Open lucasmoten opened 3 years ago
Those lines came directly from the implementation of InvokeHttp: https://github.com/apache/nifi/blob/rel/nifi-1.11.4/nifi-nar-bundles/nifi-standard-bundle/nifi-standard-processors/src/main/java/org/apache/nifi/processors/standard/InvokeHTTP.java#L691-L706
in 1.11.4 it doesnt call setSslSocketFactory at all from setUpClient. thats dead code
The code block looks like this for lines 647-666
final SSLContextService sslService = context.getProperty(PROP_SSL_CONTEXT_SERVICE).asControllerService(SSLContextService.class);
final SSLContext sslContext = sslService == null ? null : sslService.createSSLContext(ClientAuth.NONE);
// check if the ssl context is set and add the factory if so
if (sslContext != null) {
Tuple<SSLContext, TrustManager[]> sslContextTuple =SslContextFactory.createTrustSslContextWithTrustManagers(
sslService.getKeyStoreFile(),
sslService.getKeyStorePassword() != null ? sslService.getKeyStorePassword().toCharArray() : null,
sslService.getKeyPassword() != null ? sslService.getKeyPassword().toCharArray() : null,
sslService.getKeyStoreType(),
sslService.getTrustStoreFile(),
sslService.getTrustStorePassword() != null ? sslService.getTrustStorePassword().toCharArray() : null,
sslService.getTrustStoreType(),
SslContextFactory.ClientAuth.NONE,
sslService.getSslAlgorithm());
List<X509TrustManager> x509TrustManagers = Arrays.stream(sslContextTuple.getValue())
.filter(trustManager -> trustManager instanceof X509TrustManager)
.map(trustManager -> (X509TrustManager) trustManager).collect(Collectors.toList());
okHttpClientBuilder.sslSocketFactory(sslContextTuple.getKey().getSocketFactory(), x509TrustManagers.get(0));
}
In 1.12.1, the logic changes again in its lines 761-766
// Apply the TLS configuration if present
final SSLContextService sslService = context.getProperty(PROP_SSL_CONTEXT_SERVICE).asControllerService(SSLContextService.class);
if (sslService != null) {
final TlsConfiguration tlsConfiguration = sslService.createTlsConfiguration();
OkHttpClientUtils.applyTlsToOkHttpClientBuilder(tlsConfiguration, okHttpClientBuilder);
}
Needs reassessed for whether NiFi 1.12.1+ code pattern adequately handles setting a Key Password independently of Keystore Password
This same concern may apply to other processors initializing SSL Context in the same way.

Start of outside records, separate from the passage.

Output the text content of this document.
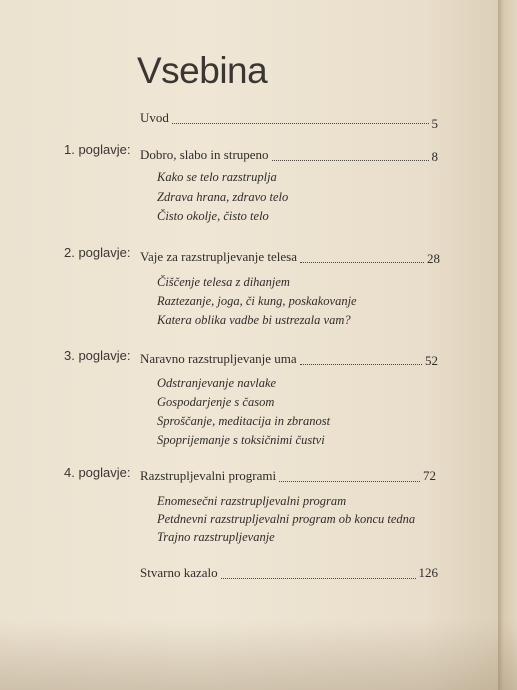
Vsebina
Uvod	5
1. poglavje: Dobro, slabo in strupeno	8
Kako se telo razstruplja
Zdrava hrana, zdravo telo
Čisto okolje, čisto telo
2. poglavje: Vaje za razstrupljevanje telesa	28
Čiščenje telesa z dihanjem
Raztezanje, joga, či kung, poskakovanje
Katera oblika vadbe bi ustrezala vam?
3. poglavje: Naravno razstrupljevanje uma	52
Odstranjevanje navlake
Gospodarjenje s časom
Sproščanje, meditacija in zbranost
Spoprijemanje s toksičnimi čustvi
4. poglavje: Razstrupljevalni programi	72
Enomesečni razstrupljevalni program
Petdnevni razstrupljevalni program ob koncu tedna
Trajno razstrupljevanje
Stvarno kazalo	126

There is not adequate support for a Key Password indepdent of the Keystore Password. The NiFi interface allows for specifying both a Keystore Password and a Key Password as shown here
The current implementation in GetPolicies only takes into account the Keystore Password when initializing the key manager https://github.com/greymatter-io/nifi-sdk/blob/main/gmd-sdk/nifi-data-processors/src/main/scala/com/deciphernow/greymatter/data/nifi/processors/GetPolicies.java#L288-L303
The description for Key Password is as follows:
The password for the key. If this is not specified, but the Keystore Filename, Password, and Type are specified, then the Keystore Password will be assumed to be the same as the Key Password.